The land in question is part of a 128–acre parcel adjacent to the refuge that is subject to development.

Developing a Strategy

The coalition is using the time offered by the withdrawn re–zoning proposal to develop a strategy for the future of the land that goes beyond its opposition to one apartment complex. Nearby challenges that affect the community and the refuge include frequent flooding, two Superfund sites with landfills, toxic emissions from oil refineries and jet fuel dumping from Philadelphia International Airport. In 1972, intense lobbying by a different Eastwick community group led to establishment of Heinz Refuge rather than providing more land for the airport.

“The community wants to protect this green space,” says Stolz. “The group is coalescing around sea–level rise, contaminants from the landfill and flooding issues.” Stolz would like to see the land become a wooded buffer for the 300 species of migratory birds and other wildlife on the refuge, with an accessible trail from an existing regional rail station to the refuge visitor center. “That would create potential for every schoolchild to come by mass transit to visit and directly engage with nature,” he says. He has been meeting with city officials and senses a “groundswell coming up in favor of conservation.”

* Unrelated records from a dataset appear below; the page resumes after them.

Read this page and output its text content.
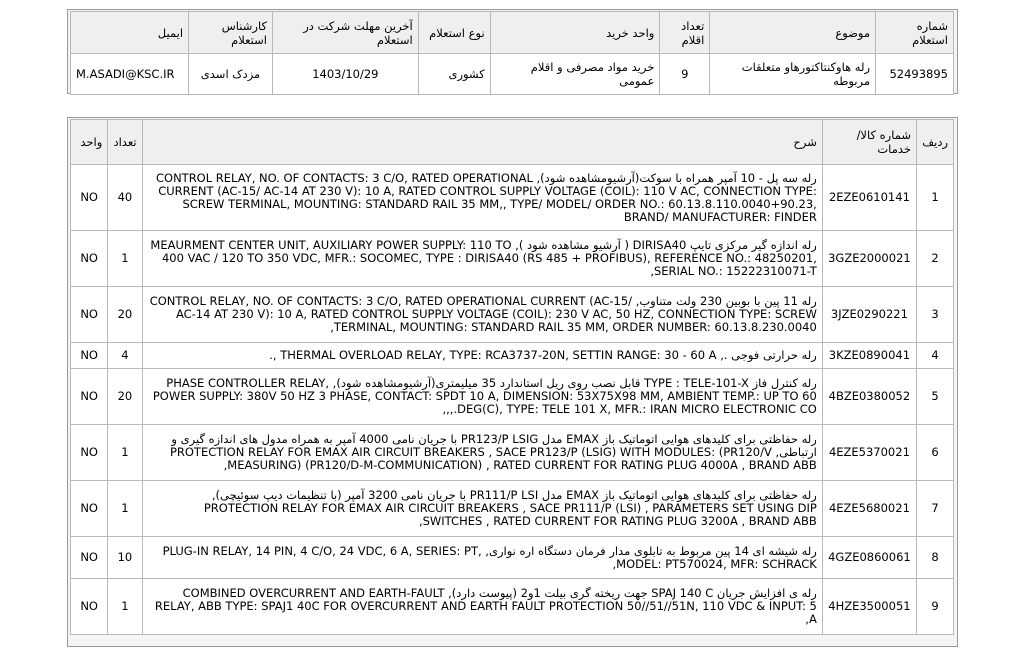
شماره استعلام	موضوع	تعداد اقلام	واحد خرید	نوع استعلام	آخرین مهلت شرکت در استعلام	کارشناس استعلام	ایمیل
52493895	رله هاوکنتاکتورهاو متعلقات مربوطه	9	خرید مواد مصرفی و اقلام عمومی	کشوری	1403/10/29	مزدک اسدی	M.ASADI@KSC.IR
ردیف	شماره کالا/خدمات	شرح	تعداد	واحد
1	2EZE0610141	رله سه پل - 10 آمپر همراه با سوکت(آرشیومشاهده شود), CONTROL RELAY, NO. OF CONTACTS: 3 C/O, RATED OPERATIONAL CURRENT (AC-15/ AC-14 AT 230 V): 10 A, RATED CONTROL SUPPLY VOLTAGE (COIL): 110 V AC, CONNECTION TYPE: SCREW TERMINAL, MOUNTING: STANDARD RAIL 35 MM,, TYPE/ MODEL/ ORDER NO.: 60.13.8.110.0040+90.23, BRAND/ MANUFACTURER: FINDER	40	NO
2	3GZE2000021	رله اندازه گیر مرکزی تایپ DIRISA40 ( آرشیو مشاهده شود ), MEAURMENT CENTER UNIT, AUXILIARY POWER SUPPLY: 110 TO 400 VAC / 120 TO 350 VDC, MFR.: SOCOMEC, TYPE : DIRISA40 (RS 485 + PROFIBUS), REFERENCE NO.: 48250201, SERIAL NO.: 15222310071-T,	1	NO
3	3JZE0290221	رله 11 پین با بوبین 230 ولت متناوب, CONTROL RELAY, NO. OF CONTACTS: 3 C/O, RATED OPERATIONAL CURRENT (AC-15/ AC-14 AT 230 V): 10 A, RATED CONTROL SUPPLY VOLTAGE (COIL): 230 V AC, 50 HZ, CONNECTION TYPE: SCREW TERMINAL, MOUNTING: STANDARD RAIL 35 MM, ORDER NUMBER: 60.13.8.230.0040,	20	NO
4	3KZE0890041	رله حرارتی فوجی ., THERMAL OVERLOAD RELAY, TYPE: RCA3737-20N, SETTIN RANGE: 30 - 60 A ,.	4	NO
5	4BZE0380052	رله کنترل فاز TYPE : TELE-101-X قابل نصب روی ریل استاندارد 35 میلیمتری(آرشیومشاهده شود), PHASE CONTROLLER RELAY, POWER SUPPLY: 380V 50 HZ 3 PHASE, CONTACT: SPDT 10 A, DIMENSION: 53X75X98 MM, AMBIENT TEMP.: UP TO 60 DEG(C), TYPE: TELE 101 X, MFR.: IRAN MICRO ELECTRONIC CO.,,,	20	NO
6	4EZE5370021	رله حفاظتی برای کلیدهای هوایی اتوماتیک باز EMAX مدل PR123/P LSIG با جریان نامی 4000 آمپر به همراه مدول های اندازه گیری و ارتباطی, PROTECTION RELAY FOR EMAX AIR CIRCUIT BREAKERS , SACE PR123/P (LSIG) WITH MODULES: (PR120/V MEASURING) (PR120/D-M-COMMUNICATION) , RATED CURRENT FOR RATING PLUG 4000A , BRAND ABB,	1	NO
7	4EZE5680021	رله حفاظتی برای کلیدهای هوایی اتوماتیک باز EMAX مدل PR111/P LSI با جریان نامی 3200 آمپر (با تنظیمات دیپ سوئیچی), PROTECTION RELAY FOR EMAX AIR CIRCUIT BREAKERS , SACE PR111/P (LSI) , PARAMETERS SET USING DIP SWITCHES , RATED CURRENT FOR RATING PLUG 3200A , BRAND ABB,	1	NO
8	4GZE0860061	رله شیشه ای 14 پین مربوط به تابلوی مدار فرمان دستگاه اره نواری, PLUG-IN RELAY, 14 PIN, 4 C/O, 24 VDC, 6 A, SERIES: PT, MODEL: PT570024, MFR: SCHRACK,	10	NO
9	4HZE3500051	رله ی افزایش جریان SPAJ 140 C جهت ریخته گری بیلت 1و2 (پیوست دارد), COMBINED OVERCURRENT AND EARTH-FAULT RELAY, ABB TYPE: SPAJ1 40C FOR OVERCURRENT AND EARTH FAULT PROTECTION 50//51//51N, 110 VDC & INPUT: 5 A,	1	NO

Beer says the coalition has generated strong, unprecedented relationships between the refuge and the community.

“Many of the local residents here just never walked into the refuge even if they only lived a half–mile away. This particular issue brought us an instant connection,” she says. “The Friends got to know the teachers and the principal of the neighborhood school, and we had programs for the fifth grade throughout the entire academic year.”

The coalition also held meetings at the local library, prompting library staff to invite Friends to present a program about the refuge. Several Eastwick residents have become Friends.

“It’s all about connections. One person meets one person and then the next person,” says Beer. “Eastwick Friends & Neighbors Coalition is committed to planning and advocating for an environmentally, economically and socially sustainable future for the community.”

Or, as Stolz says, “people in the community have now taken ownership.”

Karen Leggett is a writer–editor in the Refuge System Branch of Communications.